Erle Stanley Gardner, the creator of Perry Mason in a series of novels, was a very prolific author, who simultaneously employed three secretaries—all sisters—to keep up with his output. One of them he eventually married, after his first wife—from whom he was separated for 30 years—died. This was Jean Gardner, born Agnes Helene Walter. People who knew her believed she was the inspiration for Della Street, though neither she nor Gardner himself admitted it. Mrs.
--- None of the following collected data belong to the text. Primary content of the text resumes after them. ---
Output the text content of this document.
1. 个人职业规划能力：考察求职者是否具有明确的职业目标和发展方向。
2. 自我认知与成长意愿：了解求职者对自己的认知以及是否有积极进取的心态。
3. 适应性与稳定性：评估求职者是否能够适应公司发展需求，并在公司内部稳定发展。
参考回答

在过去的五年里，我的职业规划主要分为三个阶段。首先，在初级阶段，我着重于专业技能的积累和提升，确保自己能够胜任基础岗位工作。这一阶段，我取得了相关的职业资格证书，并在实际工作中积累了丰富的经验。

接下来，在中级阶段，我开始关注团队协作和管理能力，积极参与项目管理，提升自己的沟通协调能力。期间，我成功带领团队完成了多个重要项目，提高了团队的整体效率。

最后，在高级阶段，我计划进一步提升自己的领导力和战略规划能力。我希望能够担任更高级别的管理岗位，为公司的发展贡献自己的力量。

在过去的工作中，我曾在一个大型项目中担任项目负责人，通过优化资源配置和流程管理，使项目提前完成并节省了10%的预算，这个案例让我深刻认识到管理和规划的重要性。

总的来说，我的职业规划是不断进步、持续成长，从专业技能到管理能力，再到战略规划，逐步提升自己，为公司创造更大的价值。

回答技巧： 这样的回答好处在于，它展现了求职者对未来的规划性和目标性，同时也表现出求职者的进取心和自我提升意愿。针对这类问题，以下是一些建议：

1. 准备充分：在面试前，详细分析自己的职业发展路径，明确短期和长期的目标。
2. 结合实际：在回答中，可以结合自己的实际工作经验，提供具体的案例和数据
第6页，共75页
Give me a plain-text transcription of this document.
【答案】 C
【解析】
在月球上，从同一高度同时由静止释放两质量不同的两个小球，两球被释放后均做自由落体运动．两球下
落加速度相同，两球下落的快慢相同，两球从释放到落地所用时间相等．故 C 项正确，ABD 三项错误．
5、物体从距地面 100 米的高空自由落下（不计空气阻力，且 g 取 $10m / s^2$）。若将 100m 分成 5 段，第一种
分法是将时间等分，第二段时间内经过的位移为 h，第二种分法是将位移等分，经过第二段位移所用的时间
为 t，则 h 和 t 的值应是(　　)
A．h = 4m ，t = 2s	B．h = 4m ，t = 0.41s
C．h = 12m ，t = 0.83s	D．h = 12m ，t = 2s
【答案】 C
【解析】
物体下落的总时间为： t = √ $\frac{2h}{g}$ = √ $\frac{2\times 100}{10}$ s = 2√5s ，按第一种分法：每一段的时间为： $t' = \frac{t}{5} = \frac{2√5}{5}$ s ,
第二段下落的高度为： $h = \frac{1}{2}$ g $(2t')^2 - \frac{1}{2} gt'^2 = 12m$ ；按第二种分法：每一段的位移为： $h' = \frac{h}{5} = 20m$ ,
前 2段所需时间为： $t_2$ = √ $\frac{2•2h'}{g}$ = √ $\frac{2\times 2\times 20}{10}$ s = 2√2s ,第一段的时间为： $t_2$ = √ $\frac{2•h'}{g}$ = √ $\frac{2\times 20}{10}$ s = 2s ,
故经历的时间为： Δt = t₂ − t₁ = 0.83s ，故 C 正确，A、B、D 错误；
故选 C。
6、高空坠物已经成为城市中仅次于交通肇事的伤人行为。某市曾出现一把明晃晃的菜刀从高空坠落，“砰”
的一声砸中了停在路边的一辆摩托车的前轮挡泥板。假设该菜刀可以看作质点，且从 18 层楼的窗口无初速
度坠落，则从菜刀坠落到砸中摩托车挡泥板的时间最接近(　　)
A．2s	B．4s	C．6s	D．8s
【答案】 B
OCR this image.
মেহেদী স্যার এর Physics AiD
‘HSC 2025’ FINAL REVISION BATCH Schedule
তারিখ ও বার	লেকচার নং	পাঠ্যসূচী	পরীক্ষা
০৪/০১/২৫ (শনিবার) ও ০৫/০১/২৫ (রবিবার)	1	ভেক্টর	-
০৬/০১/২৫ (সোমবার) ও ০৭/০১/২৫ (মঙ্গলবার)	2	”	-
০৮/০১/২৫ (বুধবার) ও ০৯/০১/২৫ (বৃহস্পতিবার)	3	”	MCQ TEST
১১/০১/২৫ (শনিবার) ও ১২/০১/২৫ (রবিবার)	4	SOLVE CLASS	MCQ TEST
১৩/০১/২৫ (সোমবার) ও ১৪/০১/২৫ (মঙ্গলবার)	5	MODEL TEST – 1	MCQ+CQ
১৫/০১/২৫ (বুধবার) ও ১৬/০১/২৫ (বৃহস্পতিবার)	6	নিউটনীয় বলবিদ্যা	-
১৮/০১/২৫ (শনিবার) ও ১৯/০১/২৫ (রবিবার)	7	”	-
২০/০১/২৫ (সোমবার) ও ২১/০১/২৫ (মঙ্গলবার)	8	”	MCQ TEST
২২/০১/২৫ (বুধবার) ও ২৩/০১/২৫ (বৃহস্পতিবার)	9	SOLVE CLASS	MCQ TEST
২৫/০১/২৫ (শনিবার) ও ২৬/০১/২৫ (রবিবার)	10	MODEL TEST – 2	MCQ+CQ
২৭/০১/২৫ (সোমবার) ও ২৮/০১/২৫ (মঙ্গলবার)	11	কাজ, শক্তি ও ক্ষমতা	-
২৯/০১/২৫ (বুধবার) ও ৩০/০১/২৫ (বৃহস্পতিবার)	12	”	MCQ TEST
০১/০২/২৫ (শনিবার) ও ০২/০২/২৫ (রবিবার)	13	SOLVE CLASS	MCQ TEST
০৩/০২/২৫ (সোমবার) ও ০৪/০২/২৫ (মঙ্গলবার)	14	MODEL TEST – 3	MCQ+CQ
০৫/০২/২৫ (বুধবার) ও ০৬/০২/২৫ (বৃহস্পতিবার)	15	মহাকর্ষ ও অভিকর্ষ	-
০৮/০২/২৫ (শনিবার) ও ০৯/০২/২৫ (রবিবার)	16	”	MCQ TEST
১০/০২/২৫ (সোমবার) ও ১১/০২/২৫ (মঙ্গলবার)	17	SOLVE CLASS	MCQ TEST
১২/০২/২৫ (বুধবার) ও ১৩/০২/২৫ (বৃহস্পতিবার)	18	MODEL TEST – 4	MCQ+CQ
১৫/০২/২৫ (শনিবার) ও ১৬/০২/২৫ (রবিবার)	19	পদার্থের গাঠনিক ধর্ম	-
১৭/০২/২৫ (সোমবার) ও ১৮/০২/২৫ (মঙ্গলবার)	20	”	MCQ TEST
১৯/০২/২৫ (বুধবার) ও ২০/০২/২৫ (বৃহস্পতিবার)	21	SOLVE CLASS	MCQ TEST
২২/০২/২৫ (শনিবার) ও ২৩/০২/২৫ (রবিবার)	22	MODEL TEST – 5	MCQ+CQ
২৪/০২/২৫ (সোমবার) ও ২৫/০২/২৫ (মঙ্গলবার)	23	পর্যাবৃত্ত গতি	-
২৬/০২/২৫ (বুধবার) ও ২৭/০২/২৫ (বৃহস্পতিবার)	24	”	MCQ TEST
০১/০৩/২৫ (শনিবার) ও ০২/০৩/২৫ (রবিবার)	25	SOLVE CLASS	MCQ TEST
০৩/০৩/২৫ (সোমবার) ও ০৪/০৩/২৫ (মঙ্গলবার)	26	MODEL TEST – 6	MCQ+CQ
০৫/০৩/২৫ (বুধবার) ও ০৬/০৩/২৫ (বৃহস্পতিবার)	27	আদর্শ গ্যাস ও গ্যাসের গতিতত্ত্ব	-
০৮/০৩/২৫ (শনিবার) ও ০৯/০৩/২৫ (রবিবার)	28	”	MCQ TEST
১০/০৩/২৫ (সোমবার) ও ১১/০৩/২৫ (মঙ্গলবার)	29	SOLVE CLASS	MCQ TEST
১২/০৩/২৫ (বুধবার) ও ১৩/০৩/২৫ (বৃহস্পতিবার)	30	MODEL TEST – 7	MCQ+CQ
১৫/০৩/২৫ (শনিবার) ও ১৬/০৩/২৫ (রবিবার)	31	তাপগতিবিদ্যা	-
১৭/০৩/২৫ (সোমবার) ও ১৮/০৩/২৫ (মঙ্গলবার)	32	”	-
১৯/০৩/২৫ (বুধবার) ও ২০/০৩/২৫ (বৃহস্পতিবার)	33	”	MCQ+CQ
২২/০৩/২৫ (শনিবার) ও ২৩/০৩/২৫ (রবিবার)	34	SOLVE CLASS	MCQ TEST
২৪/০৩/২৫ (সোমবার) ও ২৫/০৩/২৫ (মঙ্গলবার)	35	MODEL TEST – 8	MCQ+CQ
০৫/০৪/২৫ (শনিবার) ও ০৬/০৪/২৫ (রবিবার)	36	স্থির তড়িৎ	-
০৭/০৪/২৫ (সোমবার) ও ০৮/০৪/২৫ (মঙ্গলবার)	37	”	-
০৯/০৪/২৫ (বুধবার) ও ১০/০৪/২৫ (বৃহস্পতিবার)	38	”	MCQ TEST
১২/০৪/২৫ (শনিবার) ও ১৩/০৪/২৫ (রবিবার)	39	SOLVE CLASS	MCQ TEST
Gardner said she thought he put several women together to create the character.

==Portrayals==

Juliet Rylance in HBO's Perry Mason (2020)

===Film===
In the film adaptations made in the 1930s, Della Street was portrayed by five different actresses: Helen Trenholme (The Case of the Howling Dog), Claire Dodd (The Case of the Curious Bride and The Case of the Velvet Claws), Genevieve Tobin (The Case of the Lucky Legs), June Travis (The Case of the Black Cat), and Ann Dvorak (The Case of the Stuttering Bishop).

===Radio===
Gertrude Warner was the first actress to portray Street regularly, albeit on the radio series. She was succeeded in the role by Joan Alexander, better known for portraying Lois Lane in the Superman radio series, and Jan Miner (Palmolive's "Madge").

The character portrayed in the radio series was reworked into Sara Lane on the daytime show Edge of Night, which was to be the daytime Perry Mason series until Gardner pulled his support for the project.

===Television===
On television, Della Street was played by Barbara Hale in the series, for which she received an Emmy Award, and in the 30 made-for-TV movies. Sharon Acker played Della Street in the short-lived revival series The New Perry Mason starring Monte Markham as Mason.

In the HBO series, Della Street is portrayed by British actress Juliet Rylance.